I made very clear that Miami Today is a niche newspaper serving a limited market. We can't be the Miami Herald and, frankly, don't want to be, because the scattershot approach in news and circulation is not destined to thrive.
Our niche, as I told the chamber, is where future readers are. The readers will be in high-level jobs. They will get farther ahead because they read and they know.
What so-called news, I asked, will the others get?
Tweets about fictitious events like 3 feet of water in the New York Stock Exchange during Hurricane Sandy. Snippets of TV crime, disaster, weather and celebrities.
Several national newspapers will continue to report well on the nation and the globe, I told the chamber, but what credible, thorough sources will you find for local events that can vitally affect your life and business? And, will you get that news in time to alter outcomes?
Knowing the source and who vetted it is key. Who will vet news for importance and credibility when newspaper gatekeepers are gone? Don't forget, I said, the vast majority of real and important news comes only via known news professionals.
That's the news that executives act upon and citizens need to participate in public affairs.
So, what will be left in Miami when more printed press goes away, and with it reporters and editors who serve the people who are in danger of slipping into the realm of second-class, information-starved citizens?
Interestingly, as readers defect from an urban press that has lost touch, many small-city newspapers thrive. They know what their readers need.
That's why Miami Today emulates a small-town paper within a cosmopolis: we know our audience and provide essentials about how the place works. Diverse as Miami is, the top levels have similar needs.
The Power of the Press once was influence, and to some extent it still is.
But more important is the power of respect as a needed, trusted news vehicle. Nonprofits like the Miami-based Knight Foundation are hunting for ways to provide that local information to those who will otherwise slip into a second-class status.
We're not cheering as Mr. Landsberg swears just 92,781 print circulation in a county of more than 2.5 million people.
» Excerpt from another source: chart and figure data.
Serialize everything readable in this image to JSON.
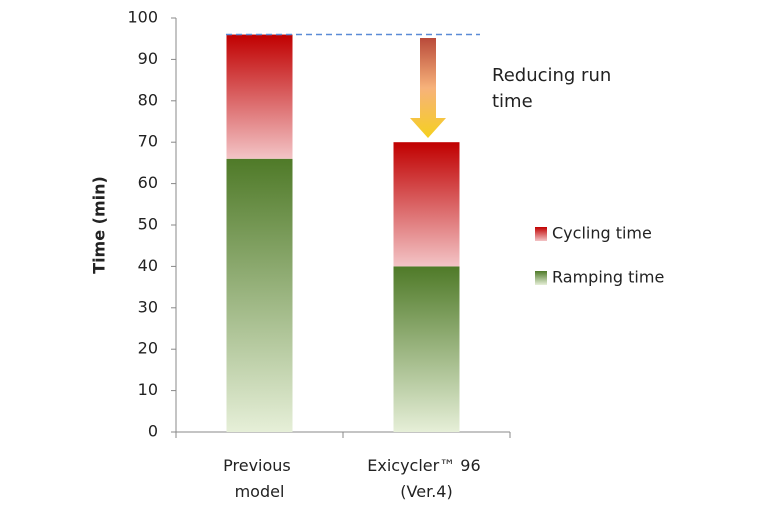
{
  "chart_data": {
    "type": "stacked-bar",
    "y_label": "Time (min)",
    "categories": [
      "Previous model",
      "Exicycler™ 96 (Ver.4)"
    ],
    "series": [
      {
        "name": "Ramping time",
        "color": "#4f7a28",
        "values": [
          66,
          40
        ]
      },
      {
        "name": "Cycling time",
        "color": "#c00000",
        "values": [
          30,
          30
        ]
      }
    ],
    "annotation": "Reducing run time",
    "ylim": [
      0,
      100
    ],
    "yticks": [
      0,
      10,
      20,
      30,
      40,
      50,
      60,
      70,
      80,
      90,
      100
    ]
  }
}
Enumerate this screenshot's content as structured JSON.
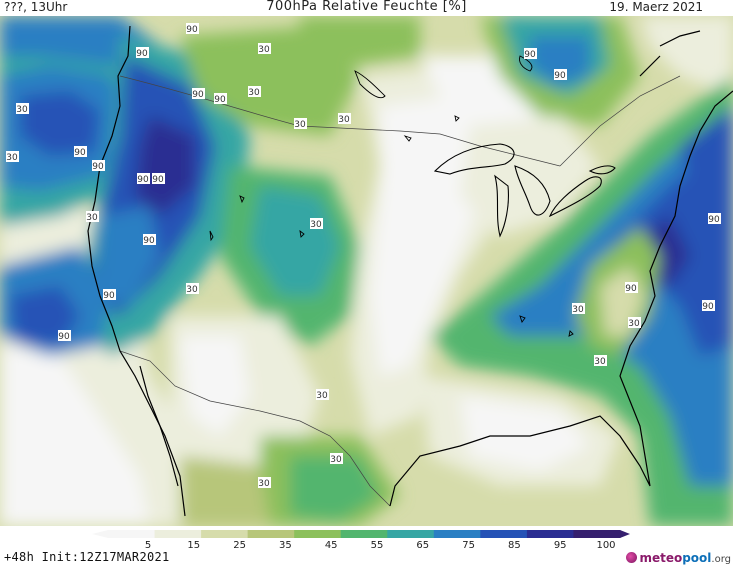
{
  "header": {
    "left": "???, 13Uhr",
    "title": "700hPa Relative Feuchte [%]",
    "date": "19. Maerz 2021"
  },
  "footer": {
    "run": "+48h  Init:12Z17MAR2021"
  },
  "brand": {
    "part1": "meteo",
    "part2": "pool",
    "part3": ".org"
  },
  "legend": {
    "ticks": [
      "5",
      "15",
      "25",
      "35",
      "45",
      "55",
      "65",
      "75",
      "85",
      "95",
      "100"
    ],
    "colors": [
      "#f6f6f6",
      "#eceedd",
      "#d6dcab",
      "#b7c67a",
      "#8cc05c",
      "#52b56e",
      "#36a6a4",
      "#2a7fc3",
      "#2552b6",
      "#2a2d92",
      "#351f6e"
    ]
  },
  "contour_labels": {
    "values": [
      "90",
      "90",
      "90",
      "90",
      "90",
      "90",
      "90",
      "90",
      "90",
      "90",
      "90",
      "90",
      "90",
      "90",
      "90",
      "90",
      "30",
      "30",
      "30",
      "30",
      "30",
      "30",
      "30",
      "30",
      "30",
      "30",
      "30",
      "30",
      "30",
      "30",
      "30"
    ]
  }
}
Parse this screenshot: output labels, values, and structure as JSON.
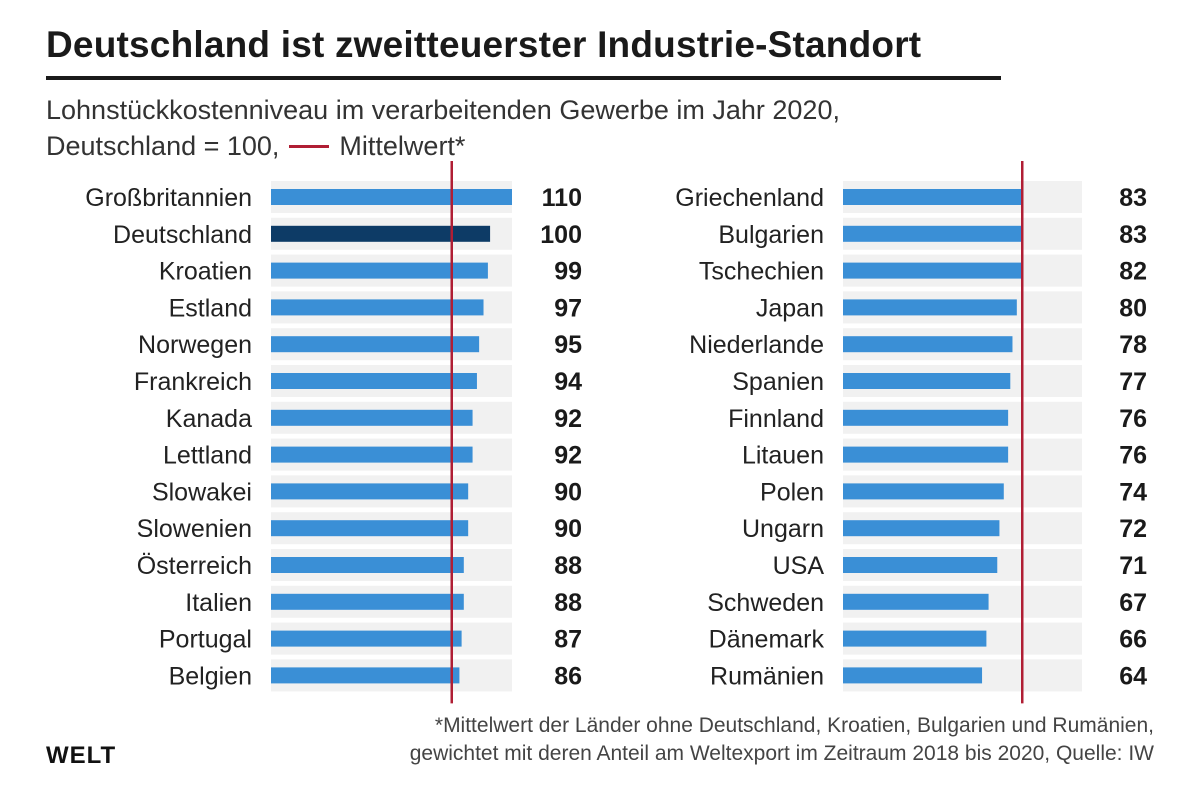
{
  "header": {
    "title": "Deutschland ist zweitteuerster Industrie-Standort",
    "subtitle_line1": "Lohnstückkostenniveau im verarbeitenden Gewerbe im Jahr 2020,",
    "subtitle_line2_prefix": "Deutschland = 100,",
    "subtitle_line2_legend": "Mittelwert*"
  },
  "footer": {
    "footnote_line1": "*Mittelwert der Länder ohne Deutschland, Kroatien, Bulgarien und Rumänien,",
    "footnote_line2": "gewichtet mit deren Anteil am Weltexport im Zeitraum 2018 bis 2020, Quelle: IW",
    "logo": "WELT"
  },
  "colors": {
    "bar": "#3a8fd6",
    "bar_highlight": "#0d3b66",
    "track": "#f1f1f1",
    "mean_line": "#b01e34",
    "text": "#1a1a1a"
  },
  "chart_data": [
    {
      "type": "bar",
      "orientation": "horizontal",
      "categories": [
        "Großbritannien",
        "Deutschland",
        "Kroatien",
        "Estland",
        "Norwegen",
        "Frankreich",
        "Kanada",
        "Lettland",
        "Slowakei",
        "Slowenien",
        "Österreich",
        "Italien",
        "Portugal",
        "Belgien"
      ],
      "values": [
        110,
        100,
        99,
        97,
        95,
        94,
        92,
        92,
        90,
        90,
        88,
        88,
        87,
        86
      ],
      "highlight": "Deutschland",
      "xlim": [
        0,
        110
      ],
      "mean_line": 82.5,
      "grid": false
    },
    {
      "type": "bar",
      "orientation": "horizontal",
      "categories": [
        "Griechenland",
        "Bulgarien",
        "Tschechien",
        "Japan",
        "Niederlande",
        "Spanien",
        "Finnland",
        "Litauen",
        "Polen",
        "Ungarn",
        "USA",
        "Schweden",
        "Dänemark",
        "Rumänien"
      ],
      "values": [
        83,
        83,
        82,
        80,
        78,
        77,
        76,
        76,
        74,
        72,
        71,
        67,
        66,
        64
      ],
      "xlim": [
        0,
        110
      ],
      "mean_line": 82.5,
      "grid": false
    }
  ]
}
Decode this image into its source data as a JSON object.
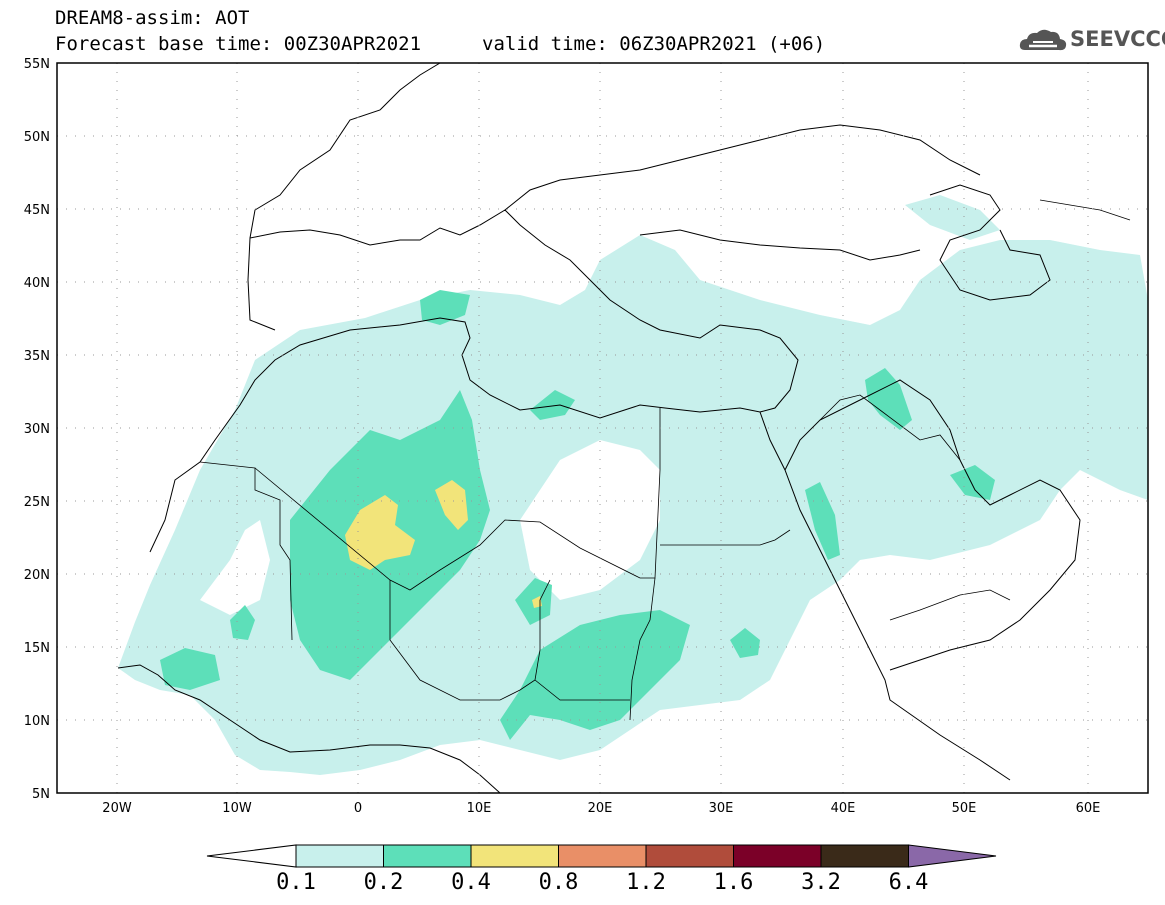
{
  "header": {
    "title_line1": "DREAM8-assim: AOT",
    "title_line2": "Forecast base time: 00Z30APR2021",
    "valid_time": "valid time: 06Z30APR2021 (+06)",
    "logo_text": "SEEVCCC"
  },
  "map": {
    "lat_labels": [
      "55N",
      "50N",
      "45N",
      "40N",
      "35N",
      "30N",
      "25N",
      "20N",
      "15N",
      "10N",
      "5N"
    ],
    "lon_labels": [
      "20W",
      "10W",
      "0",
      "10E",
      "20E",
      "30E",
      "40E",
      "50E",
      "60E"
    ],
    "colors": {
      "level_01": "#c8f0ec",
      "level_02": "#5ddfb9",
      "level_04": "#f2e47a"
    }
  },
  "colorbar": {
    "labels": [
      "0.1",
      "0.2",
      "0.4",
      "0.8",
      "1.2",
      "1.6",
      "3.2",
      "6.4"
    ],
    "colors": [
      "#c8f0ec",
      "#5ddfb9",
      "#f2e47a",
      "#e98f67",
      "#b04c3b",
      "#7b0028",
      "#3a2a19",
      "#8a68a8"
    ]
  }
}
It's not any better news to us than it is to him, because fewer and fewer readers here are informed of local events that affect their lives.
Lamentably, the day of the mass press has passed. That endangers community and democracy.
Without some viable replacement, larger and larger segments of any metropolis — including Miami — are destined to be information-poor, second-class citizens.
Most likely, a series of niche products like Miami Today, each serving a specific market segment with tailored local news — some in print, some digitally — will become the new choices to fill that yawning information gap.